Models - mikahama/uralicNLP GitHub Wiki
What models are there?
UralicNLP can currently use three different kinds of models: HFST morphological generator, HFST morphological analyser and constraint grammar disambiguator. The HFST models are available for all the supported languages, while the CGs are limited to only a few languages.
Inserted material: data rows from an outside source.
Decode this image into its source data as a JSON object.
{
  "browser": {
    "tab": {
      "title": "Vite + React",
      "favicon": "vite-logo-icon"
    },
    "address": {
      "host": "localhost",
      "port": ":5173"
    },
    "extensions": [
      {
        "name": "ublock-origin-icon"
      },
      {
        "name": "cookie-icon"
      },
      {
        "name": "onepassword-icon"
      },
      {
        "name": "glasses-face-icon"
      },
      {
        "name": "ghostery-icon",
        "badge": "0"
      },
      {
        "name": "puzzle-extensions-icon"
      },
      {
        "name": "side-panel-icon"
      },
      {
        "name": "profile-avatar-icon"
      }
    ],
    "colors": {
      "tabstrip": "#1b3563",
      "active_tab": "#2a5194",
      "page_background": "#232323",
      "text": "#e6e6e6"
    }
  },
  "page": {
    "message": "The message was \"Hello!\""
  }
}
The models originate mostly from the Giellatekno repository and Apertium. Their copyrights belong to the respective authors, however everything provided by Giellatekno and Apertium is open source.
Downloading models
from uralicNLP import uralicApi
uralicApi.download("fin")
The above snippet downloads all the models for Finnish. Run with sudo privileges for a system wide installation.
Where are models located?
from uralicNLP import uralicApi
print uralicApi.__model_base_folders()
Gives you the list of the possible locations for the models. If you want to create your own models, just create a subdirectory in any of these locations by the three letter language code of your language. Name your models as generator, analyser and cg without file extensions.
Uninstalling models
If you want to free up some space, or end up getting confused which models will be loaded when uralicNLP is used, you can also uninstall models easily
from uralicNLP import uralicApi
uralicApi.uninstall("fin")
Using your own transducers
It is possible to use your own transducer file on uralicNLP by passing a filename parameter
from uralicNLP import uralicApi
uralicApi.generate("kissa+N+Pl+Nom", "fin", filename="/path_to_your/transducer.hfstol")
uralicApi.analyze("kissat", "fin", filename="/path_to_your/transducer.hfstol")
uralicApi.lemmatize("kissat", "fin", filename="/path_to_your/transducer.hfstol")
Model info
Use uralicApi.model_info(language) to see information about the FSTs and CGs such as license and authors. If you know how to make this information more accurate, please don't hesitate to open an issue on GitHub.
from uralicNLP import uralicApi
uralicApi.model_info("fin")
Access the HFST transducer
If you need to get a lower level access to the HFST transducer object, you can use the following code
from uralicNLP import uralicApi
sms_generator = uralicApi.get_transducer("sms", analyzer=False) #generator
sms_analyzer = uralicApi.get_transducer("sms", analyzer=True) #analyzer
The same parameters can be used here as for generate() and analyze() to specify whether you want to use the normative or descriptive analyzers and so on. The defaults are get_transducer(language, cache=True, analyzer=True, descriptive=True, dictionary_forms=True).